One cloudy afternoon toward the end of December, the solemn usher opened the door and announced:

“Madame Blouet, sir.”

Boinville rose eagerly to greet his visitor, and inquired, with a slight blush, for her granddaughter.

“She is very well, sir,” was the answer, “and your visit brought her luck; she received an appointment yesterday in a telegraph office. I could not think of leaving Paris without again thanking you, sir, for your kindness to us.”

Boinville’s heart sank.

“You are to leave Paris; is this position in the provinces?”

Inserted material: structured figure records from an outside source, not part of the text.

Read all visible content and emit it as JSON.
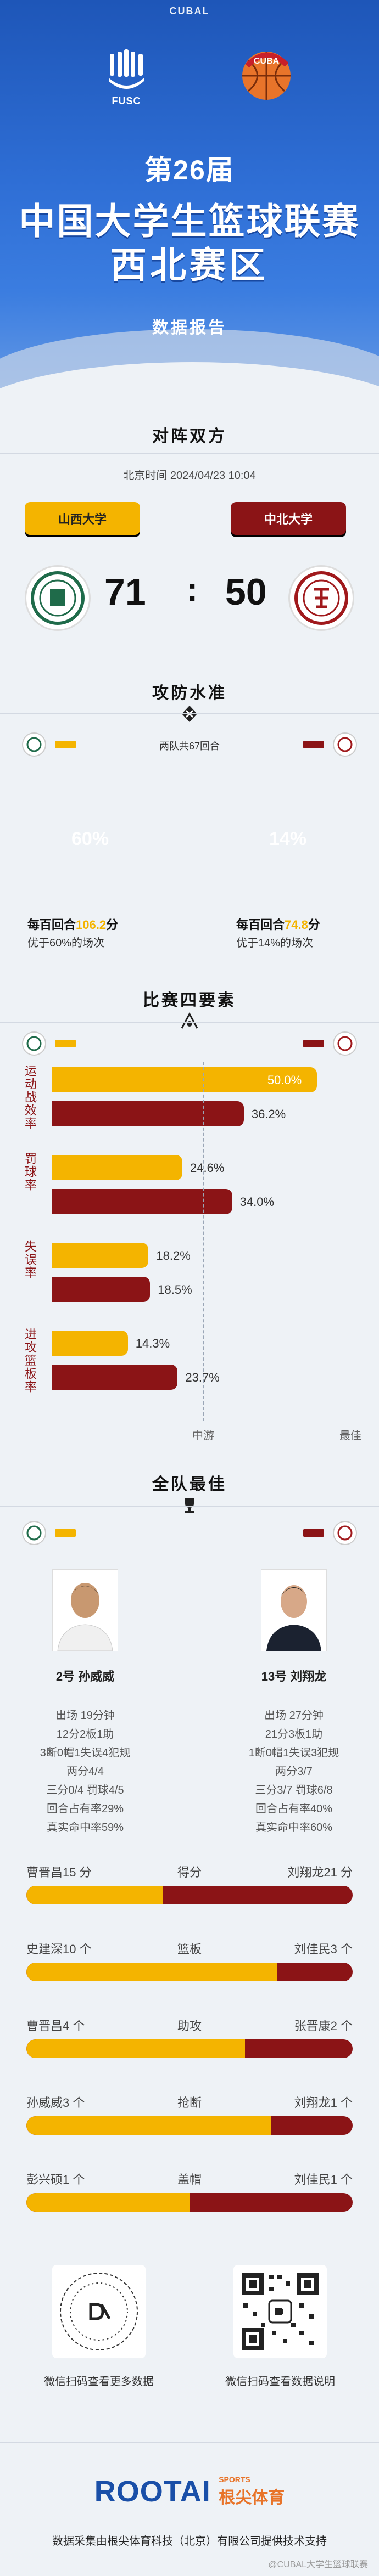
{
  "header": {
    "cubal": "CUBAL",
    "fusc_label": "FUSC",
    "edition": "第26届",
    "title_line1": "中国大学生篮球联赛",
    "title_line2": "西北赛区",
    "subtitle": "数据报告"
  },
  "matchup": {
    "section_title": "对阵双方",
    "time_label": "北京时间  2024/04/23 10:04",
    "team_a": "山西大学",
    "team_b": "中北大学",
    "score_a": "71",
    "score_b": "50",
    "colon": ":"
  },
  "offense_defense": {
    "section_title": "攻防水准",
    "rounds": "两队共67回合",
    "pct_a": "60%",
    "pct_b": "14%",
    "a_line1_prefix": "每百回合",
    "a_line1_value": "106.2",
    "a_line1_suffix": "分",
    "a_line2": "优于60%的场次",
    "b_line1_prefix": "每百回合",
    "b_line1_value": "74.8",
    "b_line1_suffix": "分",
    "b_line2": "优于14%的场次",
    "colors": {
      "team_a": "#f4b400",
      "team_b": "#8b1416",
      "highlight": "#f4b400"
    }
  },
  "four_factors": {
    "section_title": "比赛四要素",
    "factors": [
      {
        "label": "运动战效率",
        "a": 50.0,
        "b": 36.2,
        "a_text": "50.0%",
        "b_text": "36.2%"
      },
      {
        "label": "罚球率",
        "a": 24.6,
        "b": 34.0,
        "a_text": "24.6%",
        "b_text": "34.0%"
      },
      {
        "label": "失误率",
        "a": 18.2,
        "b": 18.5,
        "a_text": "18.2%",
        "b_text": "18.5%"
      },
      {
        "label": "进攻篮板率",
        "a": 14.3,
        "b": 23.7,
        "a_text": "14.3%",
        "b_text": "23.7%"
      }
    ],
    "axis_mid": "中游",
    "axis_best": "最佳"
  },
  "best": {
    "section_title": "全队最佳",
    "player_a": {
      "name": "2号 孙威威",
      "lines": [
        "出场 19分钟",
        "12分2板1助",
        "3断0帽1失误4犯规",
        "两分4/4",
        "三分0/4 罚球4/5",
        "回合占有率29%",
        "真实命中率59%"
      ]
    },
    "player_b": {
      "name": "13号 刘翔龙",
      "lines": [
        "出场 27分钟",
        "21分3板1助",
        "1断0帽1失误3犯规",
        "两分3/7",
        "三分3/7 罚球6/8",
        "回合占有率40%",
        "真实命中率60%"
      ]
    },
    "comparisons": [
      {
        "left": "曹晋昌15 分",
        "center": "得分",
        "right": "刘翔龙21 分",
        "fraction": 0.42
      },
      {
        "left": "史建深10 个",
        "center": "篮板",
        "right": "刘佳民3 个",
        "fraction": 0.77
      },
      {
        "left": "曹晋昌4 个",
        "center": "助攻",
        "right": "张晋康2 个",
        "fraction": 0.67
      },
      {
        "left": "孙威威3 个",
        "center": "抢断",
        "right": "刘翔龙1 个",
        "fraction": 0.75
      },
      {
        "left": "彭兴硕1 个",
        "center": "盖帽",
        "right": "刘佳民1 个",
        "fraction": 0.5
      }
    ]
  },
  "footer": {
    "qr_left_caption": "微信扫码查看更多数据",
    "qr_right_caption": "微信扫码查看数据说明",
    "brand_main": "ROOTAI",
    "brand_sports": "SPORTS",
    "brand_cn": "根尖体育",
    "note": "数据采集由根尖体育科技（北京）有限公司提供技术支持",
    "watermark": "@CUBAL大学生篮球联赛"
  }
}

“Yes, in the Vosges. Of course I shall go with Claudette; I am eighty years old, and cannot have much longer to live; we shall never part, in this world.”

“Do you go soon?”

“In January. Good-bye, sir; you have been very kind to us, and Claudette begged me to thank you in her name.”

The deputy governor was thunderstruck, and answered only in monosyllables, and when the good woman had left him he sat motionless for a long time with his head in his hands.

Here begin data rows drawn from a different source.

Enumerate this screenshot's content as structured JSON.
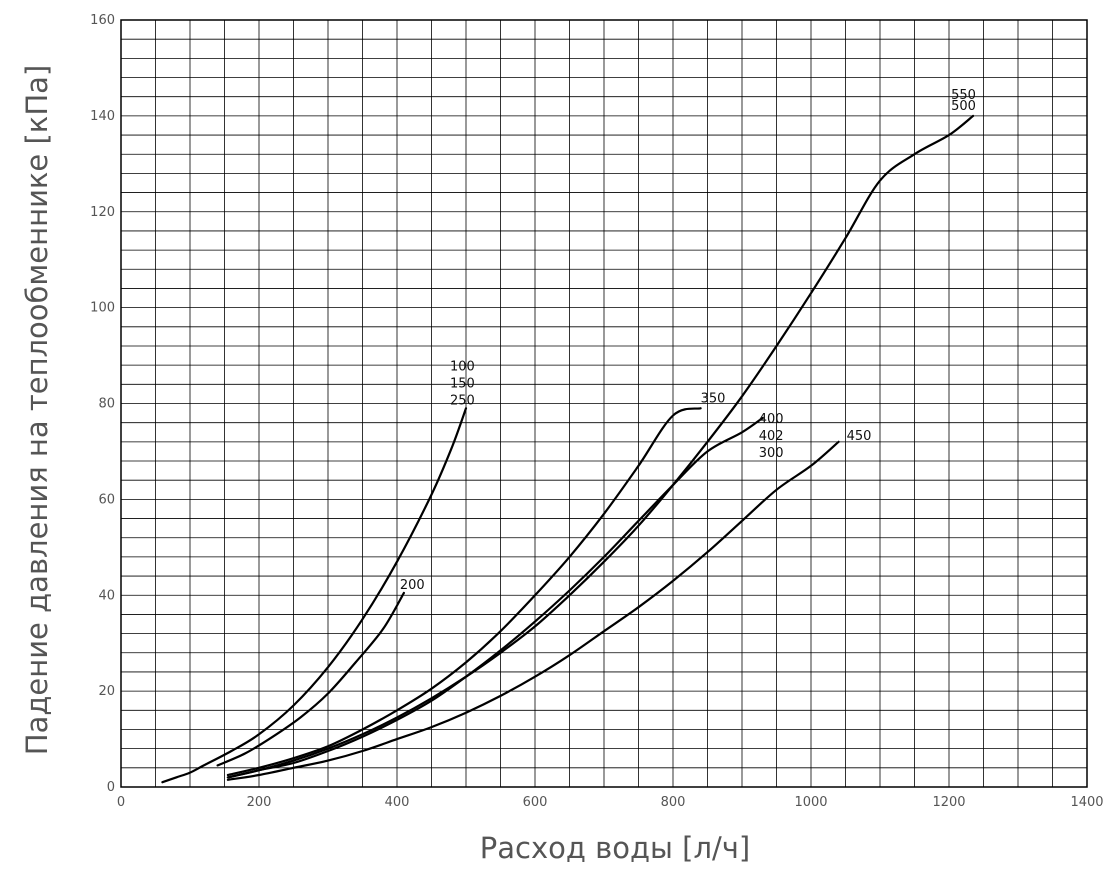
{
  "chart_data": {
    "type": "line",
    "xlabel": "Расход воды [л/ч]",
    "ylabel": "Падение давления на теплообменнике [кПа]",
    "xlim": [
      0,
      1400
    ],
    "ylim": [
      0,
      160
    ],
    "x_ticks": [
      "0",
      "200",
      "400",
      "600",
      "800",
      "1000",
      "1200",
      "1400"
    ],
    "y_ticks": [
      "0",
      "20",
      "40",
      "60",
      "80",
      "100",
      "120",
      "140",
      "160"
    ],
    "grid": true,
    "series": [
      {
        "name": "100 / 150 / 250",
        "labels": [
          "100",
          "150",
          "250"
        ],
        "points": [
          [
            60,
            1
          ],
          [
            80,
            2
          ],
          [
            100,
            3
          ],
          [
            120,
            4.5
          ],
          [
            160,
            7.5
          ],
          [
            200,
            11
          ],
          [
            250,
            17
          ],
          [
            300,
            25
          ],
          [
            350,
            35
          ],
          [
            400,
            47
          ],
          [
            450,
            61
          ],
          [
            480,
            71
          ],
          [
            500,
            79
          ]
        ]
      },
      {
        "name": "200",
        "labels": [
          "200"
        ],
        "points": [
          [
            140,
            4.5
          ],
          [
            180,
            7
          ],
          [
            220,
            10.5
          ],
          [
            260,
            14.5
          ],
          [
            300,
            19.5
          ],
          [
            340,
            26
          ],
          [
            380,
            33
          ],
          [
            410,
            40.5
          ]
        ]
      },
      {
        "name": "350",
        "labels": [
          "350"
        ],
        "points": [
          [
            155,
            2.5
          ],
          [
            200,
            4
          ],
          [
            250,
            6
          ],
          [
            300,
            8.5
          ],
          [
            350,
            12
          ],
          [
            400,
            16
          ],
          [
            450,
            20.5
          ],
          [
            500,
            26
          ],
          [
            550,
            32.5
          ],
          [
            600,
            40
          ],
          [
            650,
            48
          ],
          [
            700,
            57
          ],
          [
            750,
            67
          ],
          [
            800,
            77.5
          ],
          [
            840,
            79
          ]
        ]
      },
      {
        "name": "400 / 402 / 300",
        "labels": [
          "400",
          "402",
          "300"
        ],
        "points": [
          [
            155,
            2
          ],
          [
            200,
            3.5
          ],
          [
            250,
            5
          ],
          [
            300,
            7.5
          ],
          [
            350,
            10.5
          ],
          [
            400,
            14
          ],
          [
            450,
            18
          ],
          [
            500,
            23
          ],
          [
            550,
            28.5
          ],
          [
            600,
            34.5
          ],
          [
            650,
            41
          ],
          [
            700,
            48
          ],
          [
            750,
            55.5
          ],
          [
            800,
            63
          ],
          [
            850,
            70
          ],
          [
            900,
            74
          ],
          [
            930,
            77
          ]
        ]
      },
      {
        "name": "450",
        "labels": [
          "450"
        ],
        "points": [
          [
            155,
            1.5
          ],
          [
            200,
            2.5
          ],
          [
            250,
            4
          ],
          [
            300,
            5.5
          ],
          [
            350,
            7.5
          ],
          [
            400,
            10
          ],
          [
            450,
            12.5
          ],
          [
            500,
            15.5
          ],
          [
            550,
            19
          ],
          [
            600,
            23
          ],
          [
            650,
            27.5
          ],
          [
            700,
            32.5
          ],
          [
            750,
            37.5
          ],
          [
            800,
            43
          ],
          [
            850,
            49
          ],
          [
            900,
            55.5
          ],
          [
            950,
            62
          ],
          [
            1000,
            67
          ],
          [
            1040,
            72
          ]
        ]
      },
      {
        "name": "550 / 500",
        "labels": [
          "550",
          "500"
        ],
        "points": [
          [
            155,
            2
          ],
          [
            200,
            3.5
          ],
          [
            250,
            5.5
          ],
          [
            300,
            8
          ],
          [
            350,
            11
          ],
          [
            400,
            14.5
          ],
          [
            450,
            18.5
          ],
          [
            500,
            23
          ],
          [
            550,
            28
          ],
          [
            600,
            33.5
          ],
          [
            650,
            40
          ],
          [
            700,
            47
          ],
          [
            750,
            54.5
          ],
          [
            800,
            63
          ],
          [
            850,
            72
          ],
          [
            900,
            81.5
          ],
          [
            950,
            92
          ],
          [
            1000,
            103
          ],
          [
            1050,
            114.5
          ],
          [
            1100,
            126.5
          ],
          [
            1150,
            132
          ],
          [
            1200,
            136
          ],
          [
            1235,
            140
          ]
        ]
      }
    ]
  }
}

That night he slept badly, and the next day was very taciturn with his employes.

Toward three o’clock he brushed his hat, left the office, and jumped into a cab that was passing, and half an hour later he hurried through the market garden of Number 12, Rue de la Santé, and knocked tremblingly at Madame Blouet’s door. Claudette answered the knock, and on seeing the deputy governor, she started and blushed.

“Grandmother is out,” she said, “but she will soon be home and will be so glad to see you.”

“I have come to see, not your grandmother, but yourself, Mademoiselle Claudette,” he returned.

“Me?” she exclaimed anxiously, and he repeated, “Yes, you,” in an abrupt tone, and then his throat seemed to close and he could hardly speak.

“You are going away next month?” he asked at last.

The girl nodded assent.

“Are you not sorry to leave Paris?”

“Yes indeed I am. It grieves me to think of it, but then, this position is a fortune to us, and grandmother will be able to live in peace for the rest of her days.”

“Suppose I should offer you the means of remaining in Paris, at the same time assuring comfort to Madame Blouet?”

“Oh, sir!” exclaimed the young girl, her face brightening.

“It is rather a violent remedy,” he said, hesitating again, “perhaps you would think it too great an effort.”

“Oh no, I am very resolute—only tell me what it is.”

He took a long breath, and then said quietly, almost harshly,

“Will you marry me?”

“Heaven!” she gasped, in a voice of deep emotion; but although her face expressed the deepest surprise, there was no sign of repugnance or alarm. Her bosom heaved, her lips parted, and her eyes became moist with tender brightness.

Boinville dared not look at her, lest he should read refusal in her face, but at last, alarmed by her long silence, he raised his head, saying, “You think me too old—you are frightened—”

“Not frightened,” she answered, simply, “but surprised, and—glad. It is too good. I can hardly believe it.”

“My darling!” he cried, taking both her hands “you must believe it. I am the one to be glad, for I love you.”

She was silent, but there was no mistaking the tenderness and gratitude that were shining in her eyes, and Hubert Boinville must have read them aright, for he drew her closely to him, and meeting with no resistance, raised her hands to his lips and kissed them with youthful fervor.

“Holy Mother!” cried the old lady, appearing on the scene at that instant, and the others turned round, he a little confused; the girl blushing, but radiant.

“Do not be shocked, Madame Blouet,” said the deputy governor. “The evening that I dined here I found a wife; the ceremony will take place next month—with your permission.”